We present record and replay (R+R) as a way to bridge the gap between a website's functionality and the end-user's goal. R+R leverages an interface the user knows and is stable --- that is, the webpage --- in order to automate repetitive tasks. A R+R system observes a user interacting with a website and produces a script which, when executed, repeats the original interaction. End-users can use R+R to automate a sequence of actions and programmers can use these recordings as an API to execute more complicated tasks. Unfortunately, as websites become more complex, R+R becomes increasingly difficult.
The challenge with modern websites is that a single demonstration of the interaction has limited information, making scripts fragile to changes in the website. For past R+R systems, this was less of an issue because of the static nature of websites. But as the web becomes more dynamic, it becomes difficult to produce a robust script that mimics the interactivity of the user and can adapt to changes on the page.
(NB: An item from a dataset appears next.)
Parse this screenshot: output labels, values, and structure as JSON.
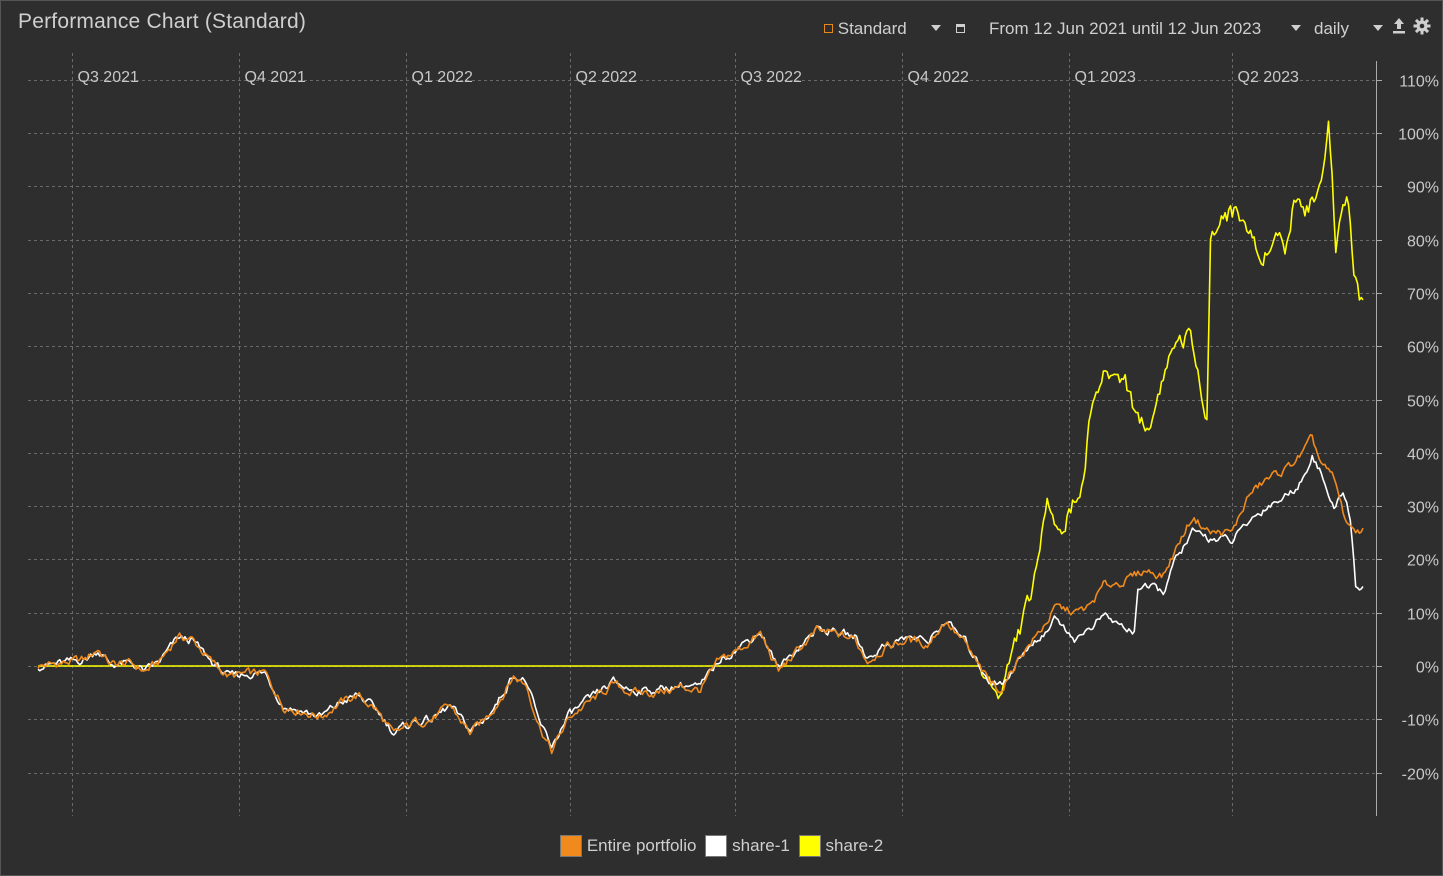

To solve this problem, we developed Ringer, a R+R system for the web. Ringer is built on three key abstractions --- actions, triggers, and elements. Ringer takes a user demonstration as input and synthesize a script that interacts with the page as a user would. To make Ringer scripts robust, we develop novel methods for web R+R. In particular, Ringer uses the following features:
Inferring triggers automatically which synchronize the script with the state of the webpage
Monitoring the replay execution to ensure actions faithfully mimic the user
Identifying elements on the replay-time page using a similarity metric
To evaluate our work, we run Ringer on a suite of real-world benchmarks by replaying interactions on Alexa-ranked websites. We compare Ringer against a current state-of-the-art replay tool and find that Ringer is able to replay all 29 benchmark interactions, compared to only 5 benchmarks for the previous approach. Additionally, our benchmarks show that a replayer needs to synchronize with the state of a webpage in order to replay correctly, motivating Ringer's use of triggers. We show that our trigger inference algorithm can synthesize sufficient synchronization, while also having the added benefit of speeding up the replay execution. Finally, we show that R+R is useful as a building block for end-user applications by building two such tools using Ringer. One allows end-users to scrape structured data from a website simply through demonstration. The other allows end-users to aggregate real-time data from various websites in the form of live tiles, by specifying the data they want on a website through demonstration.